Though he attended Buffalo Grove High School Ghim has played virtually all his competitive golf far from his home town. That was a decision Doug and his father, golf teacher and frequent caddie Jeff made long ago – after Ghim’s freshman year at Buffalo Grove. He finished third in the Illinois high school tournament that year and never played in another prep event.
The Ghims, still Arlington Heights residents, felt that Doug’s golf development would be best served by playing in top-level junior events around the country. They also felt it wouldn’t be fair to his high school team if he skipped many of its competitions.
Jeff Ghim got his son started in golf when he was 6 years old. Jeff had wanted to be a professional golfer, but three back surgeries ended that dream. He saw considerable promise in his son, however. Unable to afford the private clubs in the Chicago area, the Ghims played the more affordable public courses when twi-light rates were available. They weren’t above fishing golf balls out of water hazards at times, either,
“I’m sure there was financial stress, but I think more than anything he wanted to see if I actually loved the game,’’ said Doug. Obviously he wanted to stick with the game. That’s why he went to Texas in the first place.
“I always felt pretty underrated,’’ said Ghim. “My decision to go to Texas was because I was going to be associating with incredible golfers. I knew every day I’d have to put my name and game up against theirs.’’
During his senior season Ghim held the No. 1 spot in the World Amateur Golf Rankings at one point. He was also able to play ultra-private Augusta National three times with his Texas teammates even before he earned his Masters invite. He’ll go into next week’s tournament far better prepared than Hoffer and Benjamin were when they got their chance.
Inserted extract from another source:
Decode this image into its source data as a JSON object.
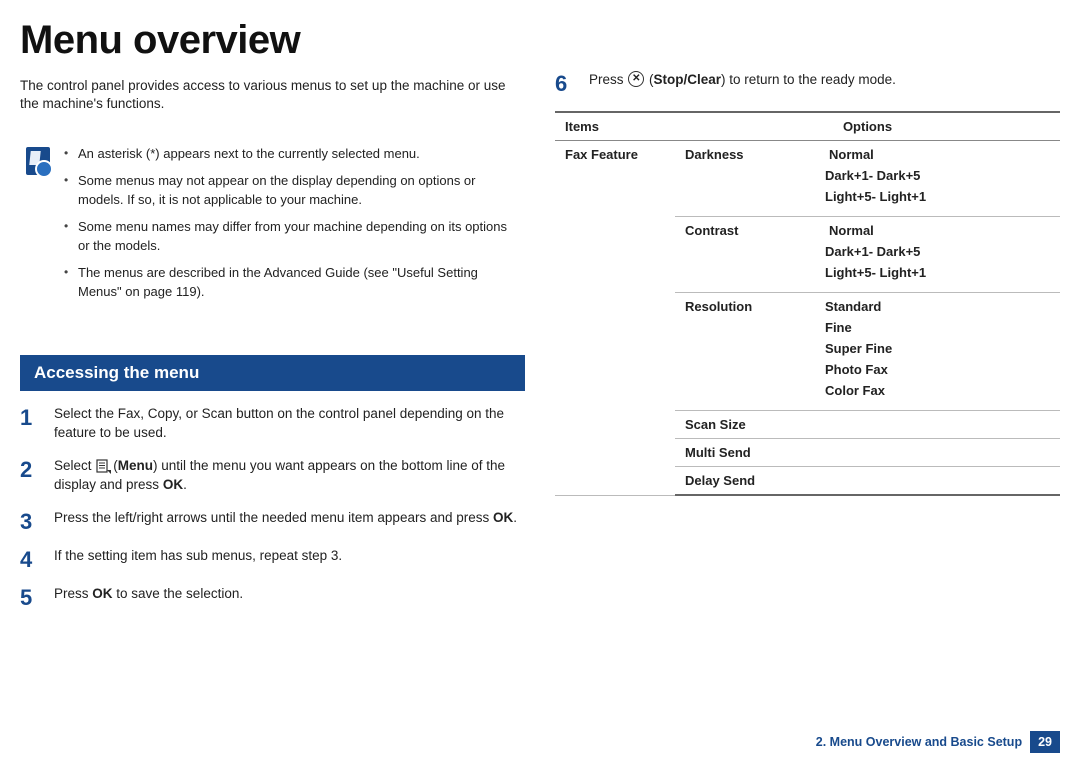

Drive, Chip & Putt finalist
The finals of the PGA of America’s Drive, Chip & Putt competition provides an unofficial kickoff to Masters week and Naperville’s Andrew Lim, 13, is among the 80 finalists. He’ll compete for the title in the Boys 12-13 division on Sunday, the day before the invitees begin their practice rounds.
Andrew survived a local qualifier at Cantigny, in Wheaton, a sub-regional at Cog Hill in Lemont and a regional at The Honors course in Tennessee to earn his place in the nationally televised finals.
His family plays out of Naperville Country Club where Andrew carries an 8.2 handicap index. He has shot 33 for nine holes and 73 for 18.
Here and there
The usual shifts in the club professional ranks included one major one this year. Alex Mendez, long-time head man at Butterfield in Oak Brook, has taken over at Royal Fox, in St. Charles. Other new head pros include Carson Solien at Oak Park, Andrew Stevens at Stonebridge in Aurora, David Thompson at Crystal Lake, Matt Gebhardt at Calumet in Homewood and Brent Regis at Valley Lo in Glenview.
Most of the Chicago area public courses are open now, or will soon be accepting players. The major exception is Sunset Valley, in Highland Park. It’s undergoing a $7 million renovation of both its course and clubhouse and won’t be ready for play until late summer.
The Golf Scene, hosted by Steve Kashul on NBC Sports Chicago, is entering its 25th season and will soon be included in the Chicago-based Museum of Broadcast Communications. The museum calls Golf Scene the longest-airing golf television show in the U.S. and second-longest show currently on Chicago television.